Francis had a talent for getting trials up and running: her organisational skills and gentle authority were the glue that held the complicated enterprise together. She also had a quirky, endearing style—giving soft toy lorises to people joining the trial, for example. Although she was the leader, the trial belonged to the whole team: an ethos that will ensure its success after her death.
LORIS needed to recruit over 900 women. Aware of clinicians’ reluctance to burden newly diagnosed women with talk of a trial, Francis worked to give them the confidence to enrol patients. Patient and public involvement were pivotal to the trial’s development. Members of Independent Cancer Patients’ Voice and psycho-oncologist Lesley Fallowfield sat on the steering committee and reassured clinicians that patients would welcome joining a trial. The shelf of thank you cards in Francis’s home from patients enrolled on the trial show that they were right.Now successfully through its pilot phase, the LORIS trial has triggered similar projects in other countries including the Netherlands, Australia, and the US.
Adele Francis was born on 19 March 1959 in Solihull, where her parents ran a printing business. Growing up with her sister Lorna, she loved showjumping and had her own horse. Much later she returned to riding, prompted by her son who had taken up polo.
Her affinity for scientific research initially drew her to a career in the laboratory. After a BSc in biology, she became a research assistant to hepatologist Sheila Sherlock at London’s Royal Free Hospital. After her PhD, she returned to Birmingham and became a postdoctoral research fellow at the Queen Elizabeth Hospital’s renal unit.
But in 1986 her career took a new path. She entered a fast track medical course at the University of Birmingham, graduating in 1990. It was during this time that she met gynaecologist Noel Fitzgibbon, whom she married in 1998. The couple had two children: Marianne in 1999 and Michael in 2001.
Francis rose through the ranks at the Queen Elizabeth Hospital Birmingham, becoming a consultant in 2001 and the linchpin of the unit, according to colleague Michael Hallissey. As well as the LORIS trial, Francis organised several other research projects.
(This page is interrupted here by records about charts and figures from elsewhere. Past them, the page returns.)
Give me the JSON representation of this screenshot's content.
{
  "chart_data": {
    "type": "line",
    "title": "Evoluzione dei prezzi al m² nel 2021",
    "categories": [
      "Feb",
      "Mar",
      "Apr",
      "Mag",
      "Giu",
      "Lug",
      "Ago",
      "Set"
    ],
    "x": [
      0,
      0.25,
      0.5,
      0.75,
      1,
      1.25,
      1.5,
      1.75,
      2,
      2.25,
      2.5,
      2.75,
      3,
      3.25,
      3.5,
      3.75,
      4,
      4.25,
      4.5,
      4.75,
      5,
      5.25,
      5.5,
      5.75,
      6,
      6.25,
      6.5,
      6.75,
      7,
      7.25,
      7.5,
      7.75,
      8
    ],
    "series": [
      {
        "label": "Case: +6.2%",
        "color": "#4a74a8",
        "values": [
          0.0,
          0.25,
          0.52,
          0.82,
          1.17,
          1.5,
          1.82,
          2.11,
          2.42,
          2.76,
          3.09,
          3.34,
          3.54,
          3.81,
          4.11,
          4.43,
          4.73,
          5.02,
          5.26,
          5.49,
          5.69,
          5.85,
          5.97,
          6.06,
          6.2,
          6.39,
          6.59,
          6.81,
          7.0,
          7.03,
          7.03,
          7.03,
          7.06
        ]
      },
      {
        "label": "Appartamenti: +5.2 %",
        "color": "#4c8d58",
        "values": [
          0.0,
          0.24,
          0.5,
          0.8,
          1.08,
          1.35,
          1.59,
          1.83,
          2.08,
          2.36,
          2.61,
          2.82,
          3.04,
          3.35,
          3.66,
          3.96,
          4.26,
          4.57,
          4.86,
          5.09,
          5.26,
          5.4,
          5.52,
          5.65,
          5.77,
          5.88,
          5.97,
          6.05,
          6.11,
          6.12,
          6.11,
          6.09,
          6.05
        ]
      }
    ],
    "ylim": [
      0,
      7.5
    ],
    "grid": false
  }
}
In 2007 she became the chief investigator of the Neo-Excel trial, which aimed to find the best combination of aromatase and COX-2 inhibitors to shrink postmenopausal breast cancer, in order to minimise subsequent surgery.
NOSTRA was another project to minimise surgery. Opening this year, the preliminary trial aims to show whether surgery is still needed when there is no discernible tumour after chemotherapy.
Francis became an honorary professor in cancer sciences at the University of Birmingham and in 2013 was appointed the subspecialty lead for breast cancer research at the Royal College of Surgeons. She used her appointments to campaign to make research an integral part of all UK breast units’ work and to mentor young breast surgeons and nurse specialists. She attended meetings of the Mammary Fold (the national breast trainees’ group) and other groups, commending the benefits of patient involvement in trials.
Francis savoured life and its pleasures—she delighted in her family and loved to travel. When she was taken ill her bag was found packed, ready to go skiing on Boxing Day. Colleagues remember her laugh, her kindnesses, and readiness to talk into the evening over a glass of wine. She was at the top of her game when she was taken ill in December with pancreatic cancer, dying on 8 January at the age of 57.
Her colleague and friend Lesley Fallowfield spoke of a poem by Ralph Waldo Emerson defining success as: “To know even one life breathed easier because you have lived.” Many thousands of women with breast cancer may breathe easier thanks to Adele Francis.
She leaves her husband, Noel, and two children.